On Friday March 16th, our newest employee Anushree Dave had the opportunity to present at the Consortium of Universities for Global Health’s annual Conference hosted by Columbia University in New York City. The following blog post highlights her experience.
On March 16th, I had a chance to present at the Consortium of Universities for Global Health’s annual Conference hosted by Columbia University in New York City. The CUGH brought together approximately 1,800 individuals from over 50 different countries and attendees included government officials, academics, educators, physicians, and individuals from the private sector. The theme was “Health Disparities: A Time for Action” and the talks over the three-day conference focused on the increasing gap in opportunity, security, prosperity, and health between the global poor and middle class, and the rich. The conference wrapped up with a panel on strengthening governance and public health institutions moderated by Chelsea Clinton. Below I highlight key takeaways from the conference, provide a summary of my presentation, and discuss how my involvement with the CUGH ties in with our goals and vision here at the EPICentre.
On my first night in New York, I attended the Pulitzer-CUGH Global Health Film Festival which showcased a series of short documentaries made by award-winning filmmakers and Pulitzer Center journalists. The next day, I presented my work on the ethical considerations of disaster research publications. This research was funded by a CIHR-grant on disaster research ethics at McGill University where I completed a master’s in biomedical ethics. The objective of this work was to assess how ethics is considered and discussed in disaster research conducted in low-to-middle income countries. I concluded my presentation with recommendations on ways to increase transparency and accountability in disaster research literature. My work was well-received, and I had the opportunity to discuss my findings with others that attended my presentation.

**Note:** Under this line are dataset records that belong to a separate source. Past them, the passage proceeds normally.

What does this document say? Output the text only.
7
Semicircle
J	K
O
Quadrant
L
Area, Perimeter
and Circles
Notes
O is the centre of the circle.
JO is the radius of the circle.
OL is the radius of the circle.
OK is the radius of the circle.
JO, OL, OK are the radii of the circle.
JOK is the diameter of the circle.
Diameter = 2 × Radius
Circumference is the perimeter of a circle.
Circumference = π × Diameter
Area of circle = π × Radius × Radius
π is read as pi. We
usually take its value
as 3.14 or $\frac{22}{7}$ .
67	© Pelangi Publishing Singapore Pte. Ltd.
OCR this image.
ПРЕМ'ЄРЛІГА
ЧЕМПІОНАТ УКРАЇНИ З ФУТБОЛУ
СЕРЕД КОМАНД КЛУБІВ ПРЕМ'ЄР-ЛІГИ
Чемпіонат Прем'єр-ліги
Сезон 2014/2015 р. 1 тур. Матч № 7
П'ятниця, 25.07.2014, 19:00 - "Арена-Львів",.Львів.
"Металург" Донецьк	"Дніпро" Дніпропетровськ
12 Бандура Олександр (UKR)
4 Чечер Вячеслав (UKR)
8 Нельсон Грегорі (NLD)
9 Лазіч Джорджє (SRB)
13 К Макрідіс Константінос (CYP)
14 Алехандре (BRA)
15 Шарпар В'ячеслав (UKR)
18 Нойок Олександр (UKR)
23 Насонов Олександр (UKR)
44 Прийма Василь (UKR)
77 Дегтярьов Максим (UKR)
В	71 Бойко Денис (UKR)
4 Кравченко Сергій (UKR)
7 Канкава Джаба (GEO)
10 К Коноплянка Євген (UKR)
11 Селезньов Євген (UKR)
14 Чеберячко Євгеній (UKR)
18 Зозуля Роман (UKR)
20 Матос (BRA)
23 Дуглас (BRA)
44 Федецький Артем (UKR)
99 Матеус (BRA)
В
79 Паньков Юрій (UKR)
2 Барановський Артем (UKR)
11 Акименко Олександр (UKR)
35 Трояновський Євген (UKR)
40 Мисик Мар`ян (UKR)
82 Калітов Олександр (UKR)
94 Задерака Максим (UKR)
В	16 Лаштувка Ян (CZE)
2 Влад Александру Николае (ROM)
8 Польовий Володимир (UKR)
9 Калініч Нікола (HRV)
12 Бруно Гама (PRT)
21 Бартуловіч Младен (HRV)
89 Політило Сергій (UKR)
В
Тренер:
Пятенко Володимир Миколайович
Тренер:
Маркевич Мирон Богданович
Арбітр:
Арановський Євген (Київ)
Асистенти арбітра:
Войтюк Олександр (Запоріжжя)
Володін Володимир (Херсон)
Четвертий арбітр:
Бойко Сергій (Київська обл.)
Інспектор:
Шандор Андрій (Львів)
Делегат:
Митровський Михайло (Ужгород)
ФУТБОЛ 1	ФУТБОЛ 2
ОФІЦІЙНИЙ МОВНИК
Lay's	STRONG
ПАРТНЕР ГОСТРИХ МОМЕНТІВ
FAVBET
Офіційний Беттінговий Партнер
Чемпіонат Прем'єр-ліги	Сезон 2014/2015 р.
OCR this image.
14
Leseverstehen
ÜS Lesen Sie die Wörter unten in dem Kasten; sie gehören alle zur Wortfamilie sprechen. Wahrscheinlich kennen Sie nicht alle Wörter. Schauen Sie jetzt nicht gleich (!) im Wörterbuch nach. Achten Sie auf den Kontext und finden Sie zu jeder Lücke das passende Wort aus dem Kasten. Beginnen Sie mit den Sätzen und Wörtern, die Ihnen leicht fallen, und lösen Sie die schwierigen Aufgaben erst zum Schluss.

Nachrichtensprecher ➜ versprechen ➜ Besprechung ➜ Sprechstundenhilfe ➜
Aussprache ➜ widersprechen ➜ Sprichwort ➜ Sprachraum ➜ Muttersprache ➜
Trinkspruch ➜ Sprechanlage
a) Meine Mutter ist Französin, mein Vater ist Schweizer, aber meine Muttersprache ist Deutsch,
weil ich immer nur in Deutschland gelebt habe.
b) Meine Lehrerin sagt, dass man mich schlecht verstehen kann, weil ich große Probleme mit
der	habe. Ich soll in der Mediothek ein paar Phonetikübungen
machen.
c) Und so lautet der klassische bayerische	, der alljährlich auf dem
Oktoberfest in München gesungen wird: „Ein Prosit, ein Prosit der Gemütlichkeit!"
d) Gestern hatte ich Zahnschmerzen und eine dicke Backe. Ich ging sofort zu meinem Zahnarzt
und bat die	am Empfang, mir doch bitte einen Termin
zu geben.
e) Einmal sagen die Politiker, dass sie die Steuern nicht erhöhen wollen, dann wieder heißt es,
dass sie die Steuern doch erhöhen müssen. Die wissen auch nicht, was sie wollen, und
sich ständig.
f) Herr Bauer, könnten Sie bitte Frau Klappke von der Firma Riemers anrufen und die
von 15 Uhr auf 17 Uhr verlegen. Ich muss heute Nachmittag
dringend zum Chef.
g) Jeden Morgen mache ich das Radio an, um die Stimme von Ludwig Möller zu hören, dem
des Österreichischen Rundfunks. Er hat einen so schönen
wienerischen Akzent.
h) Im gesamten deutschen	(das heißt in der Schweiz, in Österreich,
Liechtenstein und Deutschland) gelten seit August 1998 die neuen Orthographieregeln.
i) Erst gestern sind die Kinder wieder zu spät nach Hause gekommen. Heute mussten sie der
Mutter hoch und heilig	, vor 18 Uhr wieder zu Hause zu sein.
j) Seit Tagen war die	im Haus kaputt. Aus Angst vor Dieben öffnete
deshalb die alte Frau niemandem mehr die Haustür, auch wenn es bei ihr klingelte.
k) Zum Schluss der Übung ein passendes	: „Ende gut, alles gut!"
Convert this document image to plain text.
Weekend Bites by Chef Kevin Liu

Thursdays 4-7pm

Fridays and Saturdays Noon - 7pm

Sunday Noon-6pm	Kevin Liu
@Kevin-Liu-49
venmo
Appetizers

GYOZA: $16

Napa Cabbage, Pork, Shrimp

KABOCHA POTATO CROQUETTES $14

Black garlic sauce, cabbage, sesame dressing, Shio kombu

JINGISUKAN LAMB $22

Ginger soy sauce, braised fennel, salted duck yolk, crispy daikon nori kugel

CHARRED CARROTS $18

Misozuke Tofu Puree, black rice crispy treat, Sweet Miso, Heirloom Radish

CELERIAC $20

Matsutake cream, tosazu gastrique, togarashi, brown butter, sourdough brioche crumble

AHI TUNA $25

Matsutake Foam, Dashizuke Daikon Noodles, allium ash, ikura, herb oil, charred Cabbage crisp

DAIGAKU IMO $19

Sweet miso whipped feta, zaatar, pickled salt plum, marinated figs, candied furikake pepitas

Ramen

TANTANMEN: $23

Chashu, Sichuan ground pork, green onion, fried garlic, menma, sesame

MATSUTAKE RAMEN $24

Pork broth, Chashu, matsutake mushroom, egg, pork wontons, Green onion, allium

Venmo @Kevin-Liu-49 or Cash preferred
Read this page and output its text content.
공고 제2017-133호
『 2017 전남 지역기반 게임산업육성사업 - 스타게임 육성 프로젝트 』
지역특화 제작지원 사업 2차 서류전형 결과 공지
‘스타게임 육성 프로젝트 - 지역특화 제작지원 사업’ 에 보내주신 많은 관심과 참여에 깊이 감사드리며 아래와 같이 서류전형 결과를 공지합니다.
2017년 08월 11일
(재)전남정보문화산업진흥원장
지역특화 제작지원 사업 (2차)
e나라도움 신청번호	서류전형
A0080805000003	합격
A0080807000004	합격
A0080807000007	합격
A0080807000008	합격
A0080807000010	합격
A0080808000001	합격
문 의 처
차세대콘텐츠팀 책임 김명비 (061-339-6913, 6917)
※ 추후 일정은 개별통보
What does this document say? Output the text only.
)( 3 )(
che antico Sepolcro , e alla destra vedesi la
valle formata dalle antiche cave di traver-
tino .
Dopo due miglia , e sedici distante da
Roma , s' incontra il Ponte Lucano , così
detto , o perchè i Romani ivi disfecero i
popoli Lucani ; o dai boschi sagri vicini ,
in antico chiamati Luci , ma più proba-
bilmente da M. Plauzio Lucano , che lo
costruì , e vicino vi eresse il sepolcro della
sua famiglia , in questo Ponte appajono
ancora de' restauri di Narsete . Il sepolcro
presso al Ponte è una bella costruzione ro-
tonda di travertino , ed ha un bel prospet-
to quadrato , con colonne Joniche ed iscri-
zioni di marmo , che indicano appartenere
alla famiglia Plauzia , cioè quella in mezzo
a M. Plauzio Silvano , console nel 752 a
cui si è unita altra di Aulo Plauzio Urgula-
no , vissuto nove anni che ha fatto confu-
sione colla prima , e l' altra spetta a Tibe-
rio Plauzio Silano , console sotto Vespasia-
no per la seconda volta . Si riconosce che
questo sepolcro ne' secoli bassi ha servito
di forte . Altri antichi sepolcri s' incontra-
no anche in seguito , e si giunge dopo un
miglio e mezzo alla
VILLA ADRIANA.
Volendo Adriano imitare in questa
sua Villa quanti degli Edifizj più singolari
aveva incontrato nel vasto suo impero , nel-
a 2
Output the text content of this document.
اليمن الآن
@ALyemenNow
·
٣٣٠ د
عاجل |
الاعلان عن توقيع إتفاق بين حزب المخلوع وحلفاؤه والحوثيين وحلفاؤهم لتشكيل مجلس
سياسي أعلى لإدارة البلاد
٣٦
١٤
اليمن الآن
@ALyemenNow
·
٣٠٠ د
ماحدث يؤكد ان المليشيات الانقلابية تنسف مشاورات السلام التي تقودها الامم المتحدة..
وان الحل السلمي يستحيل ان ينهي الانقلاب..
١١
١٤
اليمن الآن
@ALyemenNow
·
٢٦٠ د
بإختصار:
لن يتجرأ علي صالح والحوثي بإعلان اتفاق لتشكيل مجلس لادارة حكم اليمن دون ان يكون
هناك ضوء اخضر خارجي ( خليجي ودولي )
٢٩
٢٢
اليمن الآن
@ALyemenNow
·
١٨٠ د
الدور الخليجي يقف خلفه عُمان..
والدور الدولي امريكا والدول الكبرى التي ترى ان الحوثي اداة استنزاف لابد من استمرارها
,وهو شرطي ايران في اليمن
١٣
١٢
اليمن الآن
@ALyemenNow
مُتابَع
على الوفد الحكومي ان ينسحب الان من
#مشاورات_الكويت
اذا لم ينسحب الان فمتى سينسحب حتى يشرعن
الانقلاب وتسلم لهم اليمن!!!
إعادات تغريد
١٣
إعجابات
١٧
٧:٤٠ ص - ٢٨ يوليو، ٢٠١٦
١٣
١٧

The most interesting part of the conference was the talk I attended on health and social entrepreneurship. A panel of four individuals discussed how their respective communities have used the power of collective action to address to complex social issues. Claire Houlihan, a research associate at the University of California, discussed how social media technologies can be leveraged as a tool for social entrepreneurship. Ashley Gomez, an evaluation and impact manager at Grameen PrimaCare in New York, shared an engaging presentation on the Promotora Model – an effective method of health care and education delivery. Allison Matthews, Director of the 2BeatHIV Project, talked about moving from research to social enterprise (pictured below).
Overall, I learned that with enduring passion, grit and the right resources, a small group of inspired individuals have the power to bring about large-scale meaningful change. EPICentre’s focus on social innovation and enterprise aims to be the ‘right resource’ for students who want to address the complex social issues around them. Whether it’s mentorship, working space, workshops/events, networking, or funding, EPICentre can help anyone go from idea to execution. I look forward to seeing how our efforts here will support people as they strive to tackle some challenging social issues in our community and beyond.